Kim Ki-duk ha appena vinto a Venezia 61 il premio per la miglior regia per questo film presentato a sorpresa e subito definito da molti come il colpo di fulmine dell'ultima edizione della Mostra: è un occhio che saluta, è una mano che vede o, ancora meglio, il corpo che si fa occhio? Il protagonista, un ragazzo che abita temporaneamente gli appartamenti di persone assenti, per vivere un'intimità che trova forse solo in luoghi a lui estranei ma in cui entrare in contatto, semmai per ripararli.
Il film di Kim Ki-duk gode di quella precisione ma anche violenza e razionalità, che non appartengono al regno della realtà: riesce perfettamente a distaccarsene tendendo verso il sogno, l'impossibile.

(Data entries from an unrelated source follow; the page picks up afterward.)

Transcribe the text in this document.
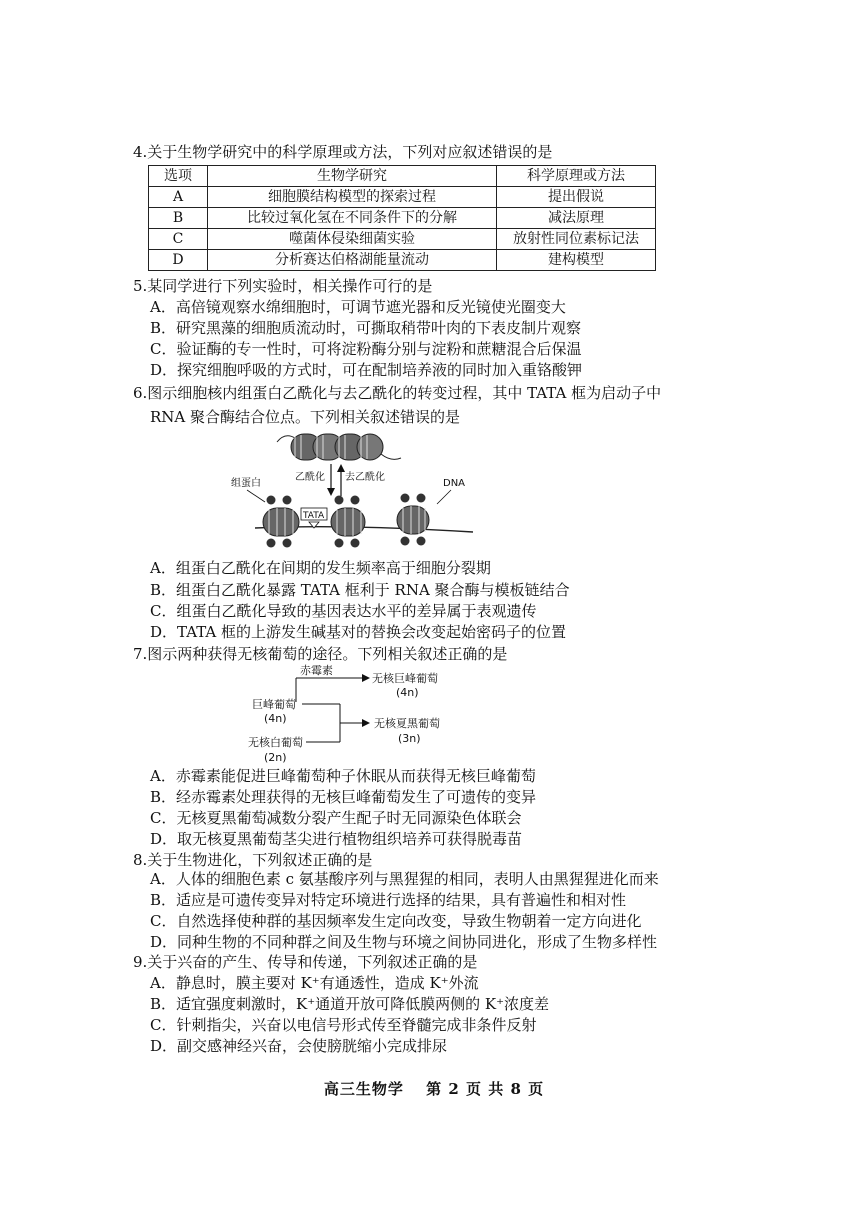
4.关于生物学研究中的科学原理或方法，下列对应叙述错误的是
选项	生物学研究	科学原理或方法
A	细胞膜结构模型的探索过程	提出假说
B	比较过氧化氢在不同条件下的分解	减法原理
C	噬菌体侵染细菌实验	放射性同位素标记法
D	分析赛达伯格湖能量流动	建构模型
5.某同学进行下列实验时，相关操作可行的是
A．高倍镜观察水绵细胞时，可调节遮光器和反光镜使光圈变大
B．研究黑藻的细胞质流动时，可撕取稍带叶肉的下表皮制片观察
C．验证酶的专一性时，可将淀粉酶分别与淀粉和蔗糖混合后保温
D．探究细胞呼吸的方式时，可在配制培养液的同时加入重铬酸钾
6.图示细胞核内组蛋白乙酰化与去乙酰化的转变过程，其中 TATA 框为启动子中
RNA 聚合酶结合位点。下列相关叙述错误的是
乙酰化 去乙酰化
组蛋白	DNA
TATA
A．组蛋白乙酰化在间期的发生频率高于细胞分裂期
B．组蛋白乙酰化暴露 TATA 框利于 RNA 聚合酶与模板链结合
C．组蛋白乙酰化导致的基因表达水平的差异属于表观遗传
D．TATA 框的上游发生碱基对的替换会改变起始密码子的位置
7.图示两种获得无核葡萄的途径。下列相关叙述正确的是
赤霉素
无核巨峰葡萄
(4n)
巨峰葡萄
(4n)	无核夏黑葡萄
(3n)
无核白葡萄
(2n)
A．赤霉素能促进巨峰葡萄种子休眠从而获得无核巨峰葡萄
B．经赤霉素处理获得的无核巨峰葡萄发生了可遗传的变异
C．无核夏黑葡萄减数分裂产生配子时无同源染色体联会
D．取无核夏黑葡萄茎尖进行植物组织培养可获得脱毒苗
8.关于生物进化，下列叙述正确的是
A．人体的细胞色素 c 氨基酸序列与黑猩猩的相同，表明人由黑猩猩进化而来
B．适应是可遗传变异对特定环境进行选择的结果，具有普遍性和相对性
C．自然选择使种群的基因频率发生定向改变，导致生物朝着一定方向进化
D．同种生物的不同种群之间及生物与环境之间协同进化，形成了生物多样性
9.关于兴奋的产生、传导和传递，下列叙述正确的是
A．静息时，膜主要对 K⁺有通透性，造成 K⁺外流
B．适宜强度刺激时，K⁺通道开放可降低膜两侧的 K⁺浓度差
C．针刺指尖，兴奋以电信号形式传至脊髓完成非条件反射
D．副交感神经兴奋，会使膀胱缩小完成排尿
高三生物学　 第 2 页 共 8 页
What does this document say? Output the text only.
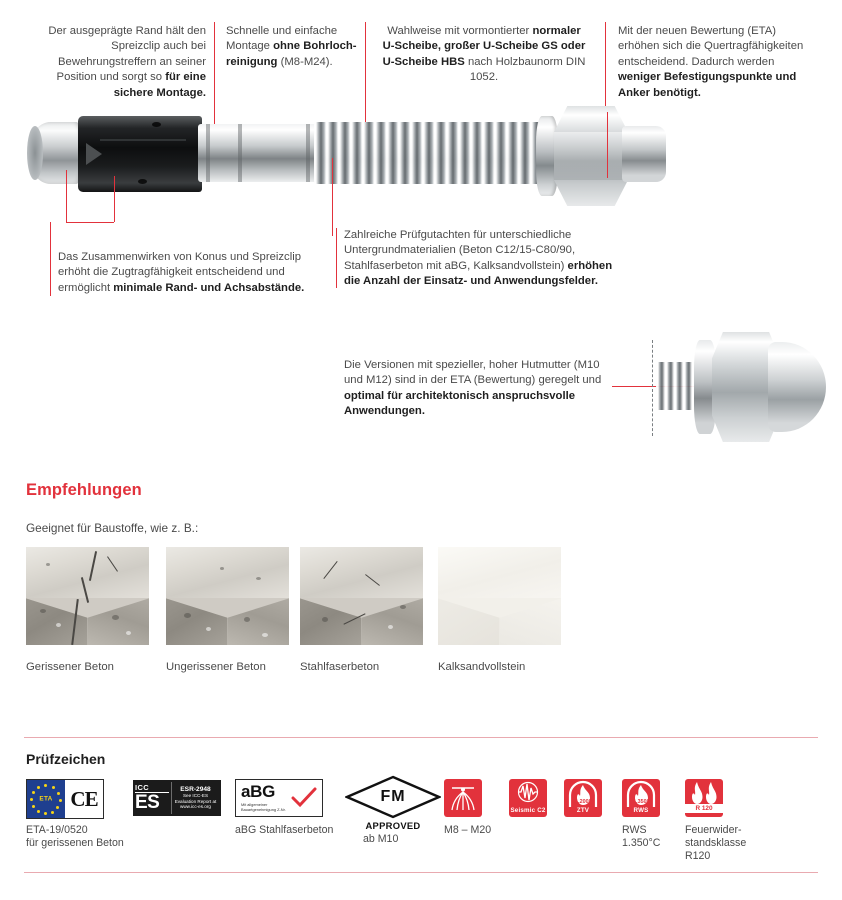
Der ausgeprägte Rand hält den Spreizclip auch bei Bewehrungstreffern an seiner Position und sorgt so für eine sichere Montage.
Schnelle und einfache Montage ohne Bohrloch-reinigung (M8-M24).
Wahlweise mit vormontierter normaler U-Scheibe, großer U-Scheibe GS oder U-Scheibe HBS nach Holzbaunorm DIN 1052.
Mit der neuen Bewertung (ETA) erhöhen sich die Quertragfähigkeiten entscheidend. Dadurch werden weniger Befestigungspunkte und Anker benötigt.
Das Zusammenwirken von Konus und Spreizclip erhöht die Zugtragfähigkeit entscheidend und ermöglicht minimale Rand- und Achsabstände.
Zahlreiche Prüfgutachten für unterschiedliche Untergrundmaterialien (Beton C12/15-C80/90, Stahlfaserbeton mit aBG, Kalksandvollstein) erhöhen die Anzahl der Einsatz- und Anwendungsfelder.
Die Versionen mit spezieller, hoher Hutmutter (M10 und M12) sind in der ETA (Bewertung) geregelt und optimal für architektonisch anspruchsvolle Anwendungen.
Empfehlungen
Geeignet für Baustoffe, wie z. B.:
Gerissener Beton	Ungerissener Beton	Stahlfaserbeton	Kalksandvollstein
Prüfzeichen
ETA CE
ETA-19/0520
für gerissenen Beton
ICC
ES
ESR-2948
See ICC-ES Evaluation Report at www.icc-es.org
aBG
Mit allgemeiner Bauartgenehmigung Z-Nr.
aBG Stahlfaserbeton
FM
APPROVED
ab M10
M8 – M20
Seismic C2
1.200°
ZTV
1.350°
RWS
RWS
1.350°C
R 120
Feuerwider-
standsklasse
R120
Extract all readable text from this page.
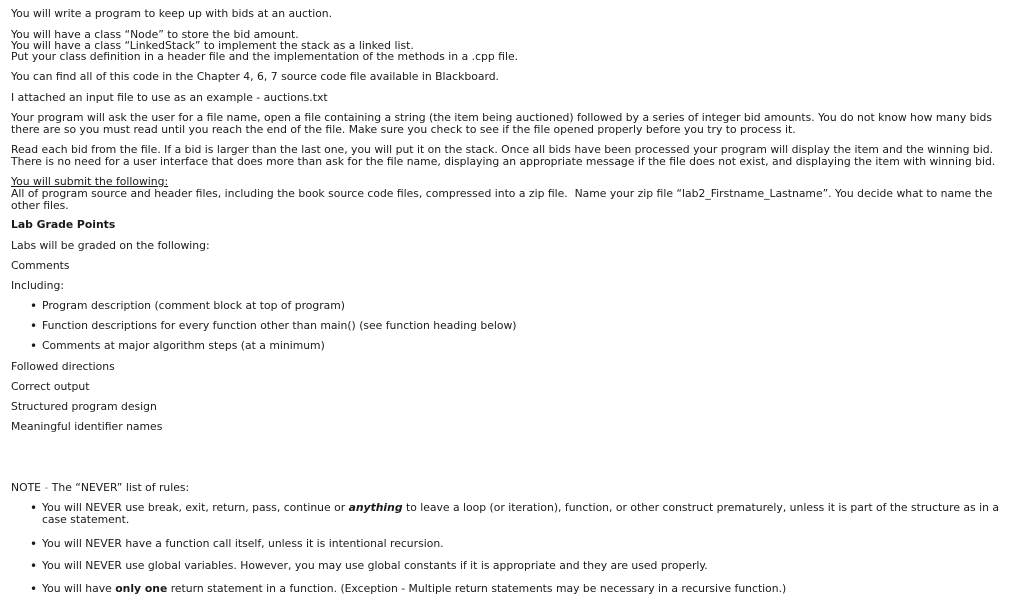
You will write a program to keep up with bids at an auction.
You will have a class “Node” to store the bid amount.
You will have a class “LinkedStack” to implement the stack as a linked list.
Put your class definition in a header file and the implementation of the methods in a .cpp file.
You can find all of this code in the Chapter 4, 6, 7 source code file available in Blackboard.
I attached an input file to use as an example - auctions.txt
Your program will ask the user for a file name, open a file containing a string (the item being auctioned) followed by a series of integer bid amounts. You do not know how many bids there are so you must read until you reach the end of the file. Make sure you check to see if the file opened properly before you try to process it.
Read each bid from the file. If a bid is larger than the last one, you will put it on the stack. Once all bids have been processed your program will display the item and the winning bid. There is no need for a user interface that does more than ask for the file name, displaying an appropriate message if the file does not exist, and displaying the item with winning bid.
You will submit the following:
All of program source and header files, including the book source code files, compressed into a zip file.  Name your zip file “lab2_Firstname_Lastname”. You decide what to name the other files.
Lab Grade Points
Labs will be graded on the following:
Comments
Including:
• Program description (comment block at top of program)
• Function descriptions for every function other than main() (see function heading below)
• Comments at major algorithm steps (at a minimum)
Followed directions
Correct output
Structured program design
Meaningful identifier names
NOTE - The “NEVER” list of rules:
• You will NEVER use break, exit, return, pass, continue or anything to leave a loop (or iteration), function, or other construct prematurely, unless it is part of the structure as in a case statement.
• You will NEVER have a function call itself, unless it is intentional recursion.
• You will NEVER use global variables. However, you may use global constants if it is appropriate and they are used properly.
• You will have only one return statement in a function. (Exception - Multiple return statements may be necessary in a recursive function.)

Alla fine del film compare una frase dello stesso Kim secondo cui "è difficile dire se il mondo in cui viviamo è sogno o realtà". È un concetto espresso da molte storie e molti film, anzi è il cinema stesso che gioca su questa ambiguità, ma Kim Ki-duk ci avvicina ad essa col sorriso di chi sa e si stupisce, e che ci permette di accettare e condividere un segreto di libertà. E allora più che parlare da un punto di vista formale dell'invisibilità graduale del protagonista che dalla sua auto-oggettivizzazione nelle sue foto digitali si trasforma in pura soggettiva e infine in perfetto allineamento di corpi e di ombre, sono spinto di più a sottolineare l'assenza di parole dei due protagonisti, un gesto disarmante e anarchico, individuale, intimo e unico che ricorda molti altri film orientali, dal Takeshi Kitano de Il silenzio sul mare e Dolls allo stesso Kim Ki-duk di qualche anno prima in Bad Guy.
Kim Ki-duk, i cui film sono pieni di distruttività e di violenza, utilizza l'orrore e il sadismo non come fini a se stessi, ma come un sacrificio per riportare l'umanità a uno stato precedente a quello della sua contaminazione con una realtà crudele.